В зале ожидания аэровокзала появился высокий пожилой человек в шляпе-котелке с красной муаровой лентой. В руках у него была трость и большой букет белых роз. Гольцов узнал в нем ночного портье из отеля «Кайзерпалас». Герр Швиммер осмотрел зал с высоты своего роста и направился к Асланбеку Русланову и Рахили.
— Госпожа Русланова, господин Русланов. Я узнал, что вы улетаете, и счел за честь пожелать вам всего доброго. Уважаемая Суламифь, это вам, — сняв шляпу, церемонно преподнес он розы Рахили.
— Спасибо, господин Швиммер. Но почему Суламифь? — удивилась она.
— Герр Швиммер считает, что это твое настоящее имя, — объяснил Асланбек. — И он прав. Познакомьтесь с моим сыном и тестем. Его зовут Илья Маркович.

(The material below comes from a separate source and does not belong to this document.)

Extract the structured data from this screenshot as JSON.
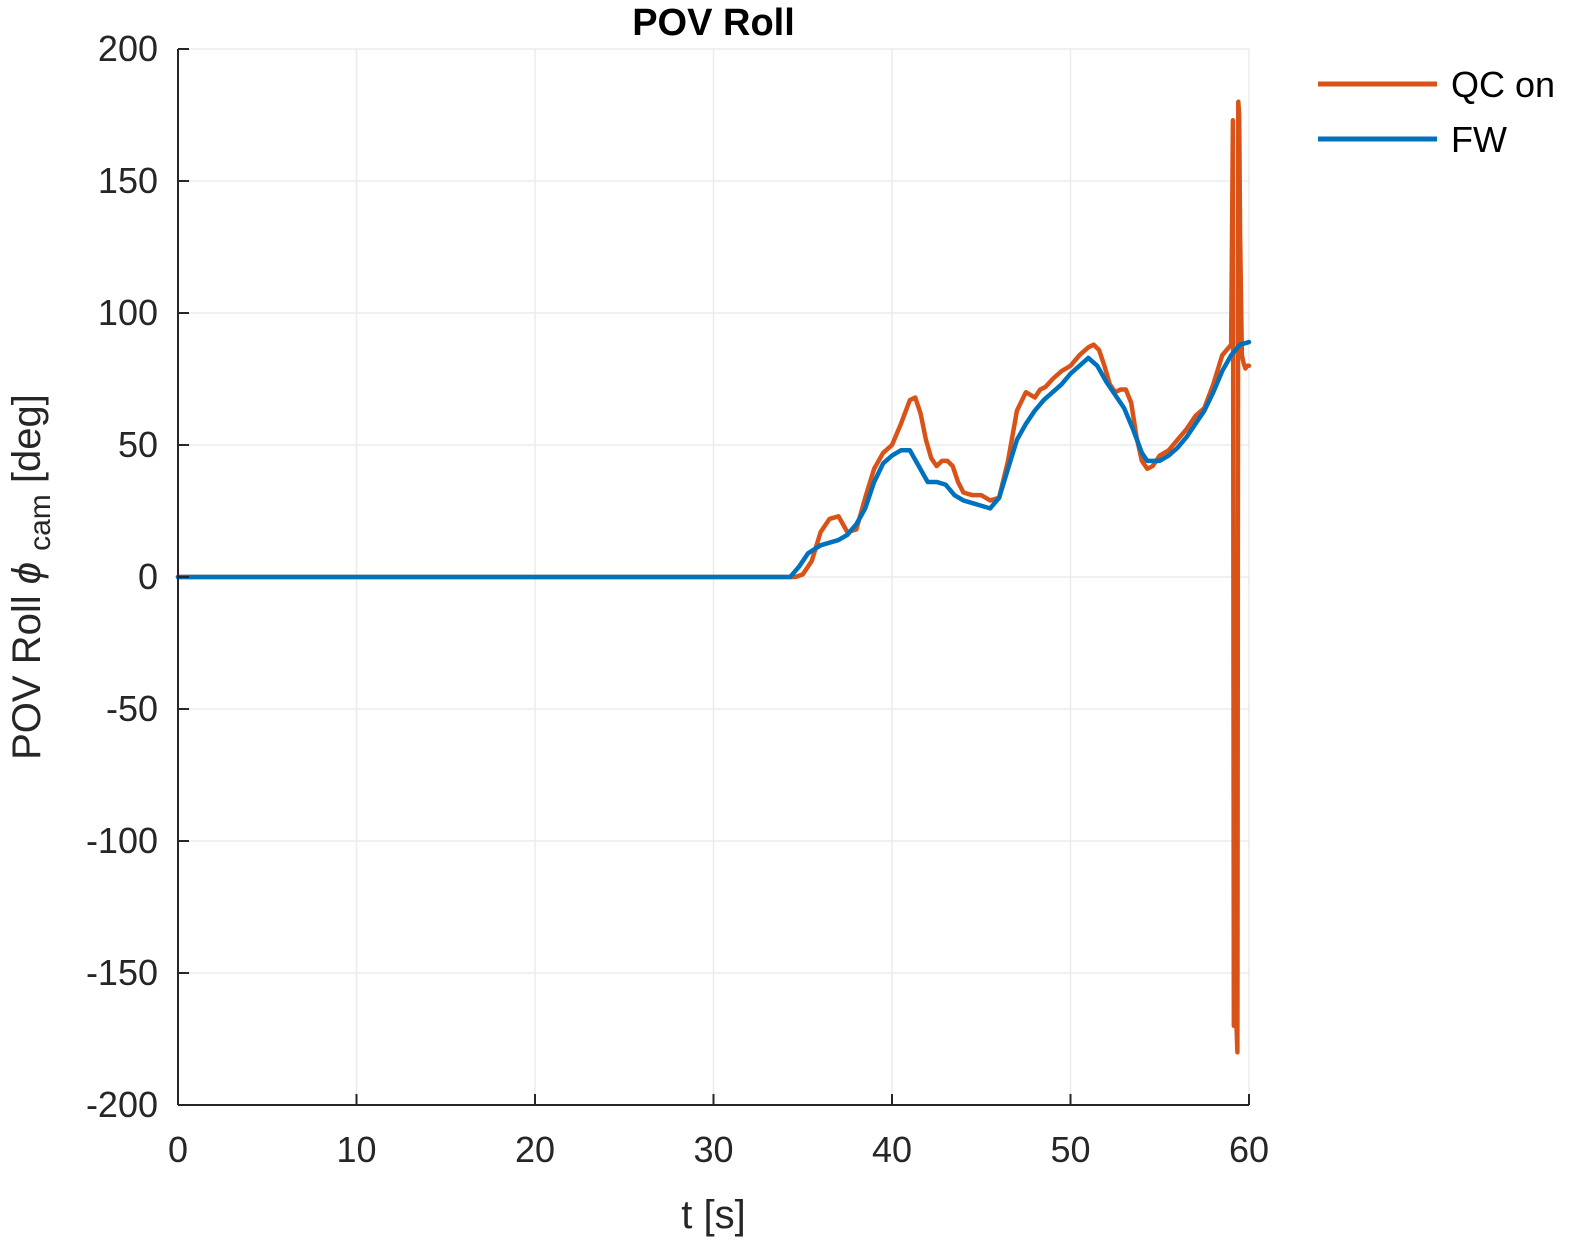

— Я уже знаком с этим бойким молодым человеком. А вашего тестя имел удовольствие видеть из-за своей конторки. Мое почтение, уважаемый господин. На меня произвело большое впечатление ваше объяснение, почему в старости так быстро идет время. Все с самой молодости раскручивают маховик часов. Да, все.
— И что они с этого имеют? — отозвался Илья Маркович. — Одну головную боль и никаких удовольствий.
— Ты напомнила герру Швиммеру женщину, которая когда-то произвела на него огромное впечатление, — объяснил Асланбек Рахили. — При случае он обещал рассказать мне о ней. Герр Швиммер, сейчас как раз такой случай. Боюсь, что другого не будет. Или будет очень не скоро.
— И я могу не дожить до него, — покивал старый портье. — Как я уже говорил вашему супругу, я воевал в маки, — продолжал он, обращаясь к Рахили. — Поэтому после войны оказался в ГДР, занимал солидную должность в берлинском муниципалитете. Мне не очень нравились порядки в новой Германии, и я подумывал о переходе на Запад. Тогда это было просто, в Западный Берлин немцев из Восточного Берлина пускали беспрепятственно. Поэтому я не спешил. И вот настало тринадцатое августа шестьдесят первого года. В этот день возникла Стена. Весь Берлин был взбудоражен. Строители работали под охраной танков и солдат армии ГДР. Все было оцеплено колючей проволокой. Берлинцы толпились перед ограждением и смотрели, как они оказываются в тюрьме. Тут из толпы и вышла эта девушка. Она сказала: «Немцы, вы хотите жить в тюрьме? А я этого не хочу. Я хочу остаться свободной!» И она пошла к колючей проволоке. Офицер приказал через громкоговоритель: «Фрейлейн, вернитесь! У нас есть приказ стрелять!» Она крикнула: «Стреляйте! Только знайте, что вы стреляете в своих детей!» Вы сказали, господин Русланов, что немцы — очень законопослушный народ. Вы правы. Я сам немец и говорю вам: это самое проклятое качество немцев.
— Они выстрелили? — спросила Рахиль.
— Да. Раздалась команда, очередь. Она повисла на колючей проволоке. Она осталась свободной. Через две недели я ушел в Австрию и постарался забыть, что я немец. С тех пор, когда я слышу, что люди стреляют друг в друга, я вспоминаю ее слова: «Вы стреляете в своих детей». Когда американцы бомбят Югославию, они бомбят собственную страну. Когда русские в Чечне стреляют в чеченцев, они стреляют в своих сыновей. Когда чеченцы стреляют в русских, они стреляют в своих сыновей. Теперь вы поняли, господин Русланов, почему я не хотел бы поменяться с вами возрастом? Я не хочу вернуться в тот страшный день, в тринадцатое августа шестьдесят первого года. Когда пять лет назад я впервые увидел вас, госпожа Русланова, я почему-то сразу вспомнил ту девушку. Не знаю почему. Не знаю. Не знаю! Извините. Я немного разволновался. Желаю вам счастливого пути, госпожа Русланова, желаю вам счастливого пути, господин Русланов. И тебе тоже, малыш. Всего хорошего, господа!